I've been eating pretty well, although there was a very stressful period about two weeks ago that lasted for about ten days where my eating disorder reared its horrible head and swallowed me whole. It was intense for about three days, and I did some good work trying to be compassionate to myself through it, rather than being angry at my will power. (Because eating disorders aren't about will power, they are about choice.)
Lets digress here for just a mo and think about this some more. The kind of choice I'm talking about here is not necessarily do I choose to put this piece of food in my mouth or not. Because when you are in the thick of it, you are in survival mode. You are clinging to choice with a very irrational mindset. For me, when I get lost like this, food is like a hug from the inside. And the hug is so fleeting, but it felt so good, that I put in another hug. Rationally, I know that I am ultimately hurting myself by putting so much food in me. And I know that this kind of hug leads to tears, not to satisfaction.
But this is where the choice comes in. Its not about policing the moment, with judgment, ridicule, or even will power. The choice, for me, comes in by seeing how I am caring for myself with my actions. This is back to the lesson that Aubrey taught me about compassion.
We had been discussing the three things that plague me the most that I need to fix. Balancing my checkbook. Maintaining my schedule so I am not late, don't overbook, and don't double book or forget appointments. Feeding myself well.
Her thought on these was that I needed more compassion. My response to her was, (a titch aggressively, I'm sure.) "How the f**k is me being nice to myself supposed to help me learn to balance my f*&ing checkbook?" I mean, Its math. Its a math problem.
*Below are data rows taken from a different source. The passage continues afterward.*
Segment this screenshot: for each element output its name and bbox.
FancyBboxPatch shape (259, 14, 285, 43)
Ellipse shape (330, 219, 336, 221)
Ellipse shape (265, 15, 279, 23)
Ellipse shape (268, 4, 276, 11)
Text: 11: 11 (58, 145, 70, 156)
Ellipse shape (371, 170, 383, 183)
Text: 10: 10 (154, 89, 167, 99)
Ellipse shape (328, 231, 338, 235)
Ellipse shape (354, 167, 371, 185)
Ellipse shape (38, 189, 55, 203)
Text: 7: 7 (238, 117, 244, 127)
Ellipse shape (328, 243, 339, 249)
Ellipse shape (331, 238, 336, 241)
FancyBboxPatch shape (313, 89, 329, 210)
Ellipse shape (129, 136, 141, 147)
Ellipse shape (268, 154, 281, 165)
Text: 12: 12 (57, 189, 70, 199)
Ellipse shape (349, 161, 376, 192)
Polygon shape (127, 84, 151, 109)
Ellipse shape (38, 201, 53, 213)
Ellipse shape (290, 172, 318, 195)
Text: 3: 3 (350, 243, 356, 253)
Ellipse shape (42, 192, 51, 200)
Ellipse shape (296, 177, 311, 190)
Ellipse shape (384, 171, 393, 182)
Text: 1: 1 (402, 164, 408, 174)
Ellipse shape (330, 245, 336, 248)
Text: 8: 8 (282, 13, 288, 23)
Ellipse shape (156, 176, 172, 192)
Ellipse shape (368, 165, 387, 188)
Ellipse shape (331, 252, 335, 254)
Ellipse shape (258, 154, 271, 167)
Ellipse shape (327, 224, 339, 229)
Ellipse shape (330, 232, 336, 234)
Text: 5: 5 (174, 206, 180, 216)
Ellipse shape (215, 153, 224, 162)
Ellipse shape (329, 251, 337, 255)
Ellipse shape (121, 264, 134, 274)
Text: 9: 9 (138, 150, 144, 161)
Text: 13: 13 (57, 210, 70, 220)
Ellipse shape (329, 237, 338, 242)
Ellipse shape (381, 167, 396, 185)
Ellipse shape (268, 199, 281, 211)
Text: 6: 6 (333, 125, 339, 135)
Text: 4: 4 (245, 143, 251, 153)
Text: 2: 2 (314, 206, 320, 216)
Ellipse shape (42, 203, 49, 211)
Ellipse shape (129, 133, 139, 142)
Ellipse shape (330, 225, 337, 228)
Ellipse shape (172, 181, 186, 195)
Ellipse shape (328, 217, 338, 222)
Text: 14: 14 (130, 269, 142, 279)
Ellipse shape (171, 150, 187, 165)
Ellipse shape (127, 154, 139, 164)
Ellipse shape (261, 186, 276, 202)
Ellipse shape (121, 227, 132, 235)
It's, as Ethan's first grade teacher would say, a "must do". There are "want to dos" and "must dos" and balancing your checkbook is a must do.
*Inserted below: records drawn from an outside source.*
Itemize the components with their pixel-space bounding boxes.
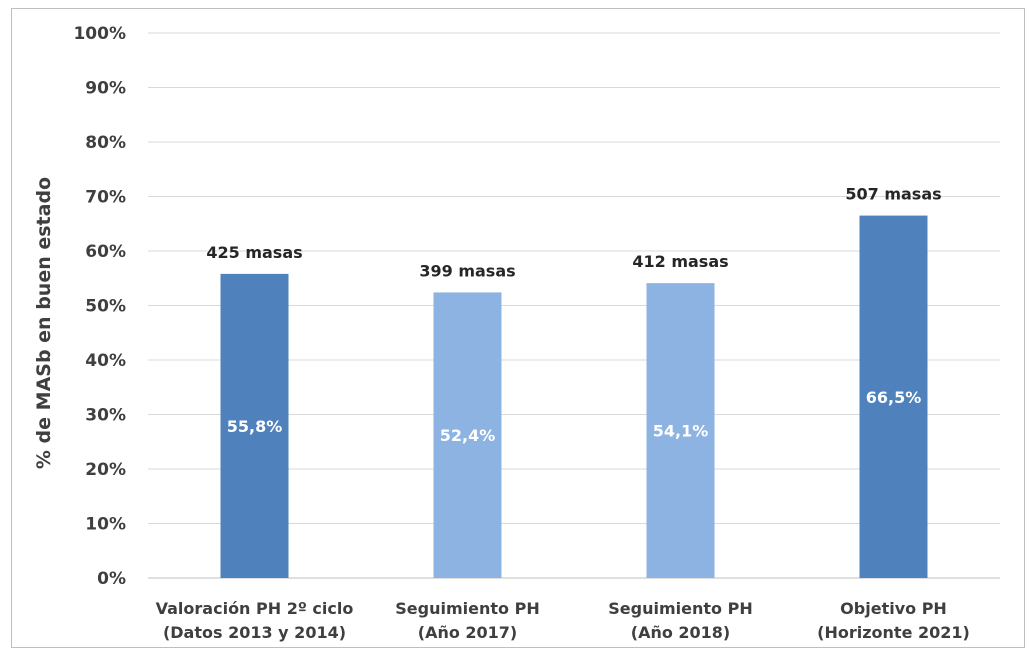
y-tick-label: 30% [85,406,126,426]
bar-value-label: 54,1% [653,422,709,441]
bar-value-label: 55,8% [227,417,283,436]
bar-top-label: 425 masas [206,243,302,262]
bar-value-label: 52,4% [440,426,496,445]
x-category-label: (Horizonte 2021) [817,623,970,642]
y-tick-label: 100% [73,24,126,44]
grid-lines [148,32,1000,579]
bar [220,273,289,578]
y-tick-label: 60% [85,242,126,262]
y-tick-label: 90% [85,79,126,99]
y-tick-label: 40% [85,351,126,371]
y-tick-label: 20% [85,460,126,480]
bar [433,292,502,578]
x-category-label: (Año 2017) [418,623,518,642]
x-category-label: (Datos 2013 y 2014) [163,623,346,642]
chart-frame [11,8,1025,648]
bar-top-label: 412 masas [632,252,728,271]
bar-top-label: 399 masas [419,261,515,280]
x-category-label: Valoración PH 2º ciclo [156,599,354,618]
y-tick-label: 10% [85,515,126,535]
bar-value-label: 66,5% [866,388,922,407]
bars: 55,8% 425 masas 52,4% 399 masas 54,1% 412 mas… [206,185,942,578]
y-tick-label: 70% [85,188,126,208]
bar [646,283,715,578]
x-category-label: (Año 2018) [631,623,731,642]
bar [859,215,928,578]
bar-top-label: 507 masas [845,185,941,204]
x-category-label: Seguimiento PH [395,599,539,618]
x-category-label: Seguimiento PH [608,599,752,618]
x-category-label: Objetivo PH [840,599,947,618]
y-axis-label: % de MASb en buen estado [33,177,55,469]
x-axis-labels: Valoración PH 2º ciclo (Datos 2013 y 2014… [156,599,970,642]
y-axis-ticks: 0% 10% 20% 30% 40% 50% 60% 70% 80% 90% 100% [73,24,126,589]
y-tick-label: 0% [97,569,126,589]
y-tick-label: 50% [85,297,126,317]
y-tick-label: 80% [85,133,126,153]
Aubrey asked me how much compassion I was having for myself in that moment right then, and I told her, NONE. Because I am sick of it. I'm tired of not managing my money well. And its not true that you don't have to manage it well when you have none. The fact that I have $12 to my name and about $6000 worth of bills makes me feel powerless, so I don't manage my money.
But in this instance, lets be real, this is the TIME to manage your money. Manage the small amount you have so it can grow. SO out of this very frustrated place, with Aubrey poking at me, I suddenly realized that the answer to all three problems is the same.
Having compassion for myself means making a choice in the moment that is a caring choice. What is the most compassionate thing I can do in this moment? Is it put my wallet in the bottom of my purse, or is it take a moment to write down what I just spent, not because its a must do and I'm a f*&kup, but because I want to be kind to myself, and take care of myself, and the beating I give myself when I don't do this is NOT a compassionate place.
Having compassion for myself means looking at the bagel I'm about to eat (hopefully the first one and not the fourth one) and realizing that the compassionate thing to do, the most caring gesture I can make to myself in this moment of crisis, is to put it down and walk away. That's the hug. Because the way my body feels after I torture it like that is not compassionate.
And so on. I love looking at choice in this way. Its not saying, "Well, feel different! Are you depressed? You should stop feeling that way! Choose to not be depressed." That's not what I'm saying. What I'm working towards here in my practice would be something like, "I'm depressed. How can I care for myself right now. Is it more compassionate for me to go to bed, or for me to go sit in the sun in the yard?" One of those choices, while hard to do, leads down the path to freedom.